Bengals and Countertops
(or Cats and Counter-Intelligence)

By Mark Pennington

It all started when we got our second Bengal. Her name is Reigny. Now some might remember this girl from my first try at showing in SC. She was the very angry female. Now at home she was an angel, but OH MY was she smart and devious. Prior to her arrival I was very cocky, thinking I had trained all my domestic cats to stay off the counter tops and table tops, even my other Bengal girl was never up there. I was so proud of myself and my well behaved cats. I have since learned that I was being fooled, but I was so innocent then.

Along came Reigny to join our household. Such a pretty girl, with the most amazing green eyes I have yet seen on a Bengal. She decided that the counter and table tops were her domain, Two Foots be damned. I had heard of the spray bottle method of training cats so, being who I am, found the biggest spray bottle I could find. I was going to teach her a lesson in who was the boss in this house.

She didn’t make me wait long before she perched herself up on the corner of our kitchen counter to supervise my wife making dinner. I let loose with a laugh, that any self righteous villain would be proud of, I squirted her and she took off like a rocket. I knew I had won, and it was disappointingly simple. Smugly, I went back to my gladiatorial throne (ok my Lazy boy Recliner, don’t judge me) A short while later my wife called, gloating  it seemed to me, that I should come do something with “my” cat. An aside here. Why are they “my” cats when they are bad, and hers when they are sweet?

Upon my return to the field of battle, the counter, I found the damp cat staring at me and sitting on the corner again. I don’t think I can describe the look to anyone who does not own a stubborn Bengal. Those that have one, they know this look. I picked up the spray bottle, excited to prove my masculine dominance to my cat. (and now my wife too) I took careful aim and opened up on my foe. In return, she simply stared at me. Reference the look I spoke of a moment ago. She didn’t move. I emptied that spray bottle on her and she didn’t flinch. When I had emptied that bottle and drenched the cat, she turned walked to the other side of the counter, looked over her shoulder at me and jumped down. This cat didn’t even shake the water off herself. Refusing to give me even that much of a win.

Cut to a day later. I am eager to place this cat in her place. We have a large oak dining table. It has two large leaves and expands to seat 12 with plenty of room between settings. I figured I would win today with this fiendish feline. I went and got a full roll of duct tape and scissors. I started cutting up 1” squares of duct tape and placing them sticky side up on the table. My nemesis, Mrs. Cattitude herself, arrived promptly and hopped up on a stool to oversee my current challenge. Now mind you, this took me almost an hour (only a cat person could possibly understand doing anything that takes an hour in order to teach some cat a random lesson) This cat sat on that stool for the entire time and watched me with …. that damn look. When I finally finished I stood back from the table and was quite proud of myself for the artistry of my cat trap on the table top. My wife on the other hand was thinking of the other men she might have married..

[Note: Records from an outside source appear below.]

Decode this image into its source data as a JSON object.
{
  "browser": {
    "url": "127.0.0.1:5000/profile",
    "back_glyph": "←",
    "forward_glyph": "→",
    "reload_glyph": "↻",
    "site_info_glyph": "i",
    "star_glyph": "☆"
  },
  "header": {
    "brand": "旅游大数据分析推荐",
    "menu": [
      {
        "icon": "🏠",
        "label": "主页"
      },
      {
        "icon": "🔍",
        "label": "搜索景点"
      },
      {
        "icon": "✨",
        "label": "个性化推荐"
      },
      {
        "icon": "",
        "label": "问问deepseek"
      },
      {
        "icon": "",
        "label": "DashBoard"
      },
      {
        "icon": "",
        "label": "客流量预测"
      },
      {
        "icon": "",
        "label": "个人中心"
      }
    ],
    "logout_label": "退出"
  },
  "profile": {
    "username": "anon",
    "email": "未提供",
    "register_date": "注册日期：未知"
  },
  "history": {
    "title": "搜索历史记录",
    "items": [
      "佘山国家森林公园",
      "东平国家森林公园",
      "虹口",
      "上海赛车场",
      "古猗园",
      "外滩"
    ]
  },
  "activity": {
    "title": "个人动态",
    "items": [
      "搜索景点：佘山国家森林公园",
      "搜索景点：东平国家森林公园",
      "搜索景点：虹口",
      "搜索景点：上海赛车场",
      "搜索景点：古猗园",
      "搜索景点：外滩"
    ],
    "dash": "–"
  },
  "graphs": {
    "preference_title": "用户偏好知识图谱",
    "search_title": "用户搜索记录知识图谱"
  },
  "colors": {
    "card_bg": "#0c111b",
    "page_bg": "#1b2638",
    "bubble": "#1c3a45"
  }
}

Reigny, sitting on the stool, just stared at me now. She was no longer looking at the table top, just looking me right in the eyes.  Now remember she sat there the whole hour just … still. She now hopped down, walked to the end of the table and with no hesitation leaped up on the oak table with the little kitty land mines and walked straight down the middle of the damn table. Not ONE damn piece of tape stuck to her. She got to the other side, again stopping again to look over her shoulder at me, hopped down and walked away. Had this been a gladiatorial battle in the arena, I would have received a unanimous thumbs down.

My Persian wondered what was up on the table and I guess she was emboldened by the Bengal’s brashness. She hopped up and…. if you ever wondered how much tape a Persian is able to get to adhere to itself, the answer is thirty three 1” squares in 3 seconds flat.

That was the day I learned that I live with Bengals and am here to serve.